You'll need to look at the datasheet, which can be found here:

https://www.mouser.com/datasheet/2/308/KSA992-1301291.pdf

I encourage you to always check those so that you are clear on the pinouts. Datasheet indicates the 992 is ECB. For the 2SA726, look at the schematic as well as what is printed on the circuit board. They should match. Sometimes you can't find the old datasheets for transistors, as is the case for the 726. Once in a while they are listed in a service manual. I don't have the QX-747 manual. I checked and it's not in the QX-949 manual. But, I did find this in the SA-8100 manual:

Transistors.jpg

So, it appears the 726 is also ECB. Regardless, you'll need to correctly orient the KSA992 with the markings on the board (and double checking the board is right by checking the schematic). If you look at how the 2SA726 is oriented before you remove them, that will be a third check for the pinout orientation.

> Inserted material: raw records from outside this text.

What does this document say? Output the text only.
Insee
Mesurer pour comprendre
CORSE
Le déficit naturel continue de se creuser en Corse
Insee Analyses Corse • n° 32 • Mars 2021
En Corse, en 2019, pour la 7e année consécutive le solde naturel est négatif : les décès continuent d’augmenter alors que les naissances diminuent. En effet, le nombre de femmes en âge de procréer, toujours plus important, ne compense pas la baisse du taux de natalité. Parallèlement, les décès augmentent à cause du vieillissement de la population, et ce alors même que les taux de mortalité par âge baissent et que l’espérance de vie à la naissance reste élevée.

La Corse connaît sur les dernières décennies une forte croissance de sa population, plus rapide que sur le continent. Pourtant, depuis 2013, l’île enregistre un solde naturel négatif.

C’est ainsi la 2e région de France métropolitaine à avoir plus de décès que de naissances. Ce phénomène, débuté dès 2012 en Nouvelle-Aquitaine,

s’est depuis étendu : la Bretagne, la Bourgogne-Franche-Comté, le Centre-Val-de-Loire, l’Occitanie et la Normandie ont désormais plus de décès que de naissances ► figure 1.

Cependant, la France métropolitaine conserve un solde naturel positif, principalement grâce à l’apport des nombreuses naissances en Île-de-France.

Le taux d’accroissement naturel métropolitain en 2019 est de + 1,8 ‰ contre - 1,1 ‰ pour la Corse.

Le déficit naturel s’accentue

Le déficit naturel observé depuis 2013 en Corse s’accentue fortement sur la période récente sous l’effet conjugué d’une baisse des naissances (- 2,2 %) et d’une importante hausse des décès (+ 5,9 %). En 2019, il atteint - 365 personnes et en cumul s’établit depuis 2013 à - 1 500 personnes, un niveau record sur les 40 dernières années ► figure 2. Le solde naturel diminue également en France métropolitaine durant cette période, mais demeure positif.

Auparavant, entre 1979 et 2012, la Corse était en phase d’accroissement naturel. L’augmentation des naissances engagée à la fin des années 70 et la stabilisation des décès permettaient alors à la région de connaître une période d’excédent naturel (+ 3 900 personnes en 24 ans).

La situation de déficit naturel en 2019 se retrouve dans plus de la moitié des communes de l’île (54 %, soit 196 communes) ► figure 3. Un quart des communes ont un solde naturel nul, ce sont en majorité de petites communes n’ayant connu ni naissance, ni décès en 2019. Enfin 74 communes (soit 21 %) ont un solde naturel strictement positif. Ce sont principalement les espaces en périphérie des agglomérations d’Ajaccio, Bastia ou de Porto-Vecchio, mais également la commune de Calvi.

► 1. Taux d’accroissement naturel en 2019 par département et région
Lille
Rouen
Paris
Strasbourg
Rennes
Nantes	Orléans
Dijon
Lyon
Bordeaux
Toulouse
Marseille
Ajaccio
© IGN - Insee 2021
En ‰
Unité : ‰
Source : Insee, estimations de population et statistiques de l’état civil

Pioneer uses this common system for the transistor symbol in schematics and printed on the circuit board:

npn-and-pnp-transistor-symbols-425x300.jpg
 
The trick to replacing transistors is to go slow and test it after every couple of them. If you lose sound in one or both channels, you put it in wrong.
 
Yup. You want to try to do the work in short sections and then reassemble and test the unit out on a DBT, to make sure you havent mucked anything up. We all do it, its best to do this work very methodically and carefully. Dont trust yourself, recheck very thing.
 
Thanks guys! Also for good measure I just ordered the Mega328 ESR transistor/diode/capacitor checker from Amazon should help identifying this stuff.
 
Just received the transistor replacement (KSA992 & KSC1845)
Old 2SA726 is PNP BCE
The KSA992 replacement is PNP ECB
I'll triple, quadruple check before I solder.